Down by our sides, I felt for his hand, grasped it, and squeezed.
He took one last long breath and seemed to relax. I couldn’t hear him breathing anymore over the surf. The waves rolled in and slipped out. The planet was breathing. Overhead, the front edge of the tropical storm sped through the sky, dark purple clouds glowing on a periwinkle background.
“Are you thinking about how you’d compose a photo of this?” he asked.
“Not exactly. I was thinking I could never take this picture. It would be a huge disappointment, because the lens wouldn’t quite capture the intense color of this sky.”
“You’re so artistic,” he said. “It seems like you could just paint the world the way you wanted it, and then you wouldn’t have to worry about catching it just right.”
“The world is beautiful exactly like it is,” I said. “You just have to know how to frame it, and bring it into focus.”
I watched the clouds race overhead. Everything in my life seemed more in focus at that moment. My body still tingled where he’d touched me. I felt close to him. His transgressions of Friday night seemed a million miles away. I was beginning to understand how Mom could forgive my dad so many times, if this was how they kissed and made up.
“Do you think everything we feel for each other is physical?” I asked. “Like, we’ve done some things together and that makes our brains think we should be together?”
“You’re dividing the mental and the physical,” Brody said, “the head and the heart. I don’t buy that division.”
“What do you mean, you don’t buy it?”
“I mean, sure, you see it in poems and songs, but it’s a metaphor. It isn’t real. Your brain is part of your body. It’s one whole system that has to work together, or not. Nobody knows that better than me.”
Right. He was still afraid of getting another concussion—as he should be, honestly. My relaxation programs had helped, but he was still working on staying in the game.

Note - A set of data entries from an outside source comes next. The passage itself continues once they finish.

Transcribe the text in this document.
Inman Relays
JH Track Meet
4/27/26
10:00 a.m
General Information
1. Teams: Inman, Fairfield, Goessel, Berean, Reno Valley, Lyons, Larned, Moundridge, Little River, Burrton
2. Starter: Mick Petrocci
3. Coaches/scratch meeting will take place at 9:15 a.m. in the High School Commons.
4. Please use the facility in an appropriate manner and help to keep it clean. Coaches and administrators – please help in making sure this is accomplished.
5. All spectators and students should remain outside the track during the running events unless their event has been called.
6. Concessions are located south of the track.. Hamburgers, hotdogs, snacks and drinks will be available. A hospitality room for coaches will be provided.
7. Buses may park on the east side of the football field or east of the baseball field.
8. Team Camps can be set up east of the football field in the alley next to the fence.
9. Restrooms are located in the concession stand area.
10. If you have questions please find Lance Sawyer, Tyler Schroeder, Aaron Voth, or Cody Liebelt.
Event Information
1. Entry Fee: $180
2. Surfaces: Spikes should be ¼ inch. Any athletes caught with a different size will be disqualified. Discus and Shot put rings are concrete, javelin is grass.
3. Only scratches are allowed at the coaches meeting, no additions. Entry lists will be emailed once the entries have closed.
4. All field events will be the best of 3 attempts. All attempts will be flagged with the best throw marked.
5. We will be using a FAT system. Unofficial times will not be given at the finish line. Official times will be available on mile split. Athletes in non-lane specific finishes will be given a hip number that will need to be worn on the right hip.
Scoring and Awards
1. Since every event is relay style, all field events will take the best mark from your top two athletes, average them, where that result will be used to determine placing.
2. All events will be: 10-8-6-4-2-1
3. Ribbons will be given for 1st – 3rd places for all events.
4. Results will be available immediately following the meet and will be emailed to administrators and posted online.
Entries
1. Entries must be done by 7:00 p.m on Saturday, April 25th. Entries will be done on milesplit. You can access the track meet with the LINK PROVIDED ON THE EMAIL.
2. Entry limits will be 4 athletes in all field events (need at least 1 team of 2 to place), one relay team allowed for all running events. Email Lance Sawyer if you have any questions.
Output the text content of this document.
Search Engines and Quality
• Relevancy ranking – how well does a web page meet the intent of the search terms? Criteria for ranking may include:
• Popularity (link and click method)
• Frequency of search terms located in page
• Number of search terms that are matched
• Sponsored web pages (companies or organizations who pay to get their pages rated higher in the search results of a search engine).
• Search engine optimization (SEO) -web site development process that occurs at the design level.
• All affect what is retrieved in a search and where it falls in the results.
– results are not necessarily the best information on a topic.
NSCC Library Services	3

“What you’re really asking me is whether what we have together fits into a box you’ve made.” He held his fingers around an imaginary box in the dark in front of him. The box was small. And I was surprised, once again, that he understood what I was thinking a lot better than I understood it myself.
“I’m all for standards,” he said. “But it seems to me that you built that box a long time ago, and it hasn’t been working for you lately. Maybe it never did.”
He turned to me and put one big, sandy hand up to cup my chin. “Here’s what I know, Harper. I’ve never felt more comfortable than I do right now, right here, with you. If this was taken away from me, I would fight to get it back. I’m pretty easy to please, wouldn’t you say? I’m more of a go-with-the-flow guy than a fighter. But I’m determined to keep football in my life. And I’ll do the same to keep you in it too. Of course, now I’ve compared you to football, which is insulting, sorry.” He took his hand off my chin, reclining on the beach again with the muscle control of many hours spent in the school’s weight room, and closed his eyes.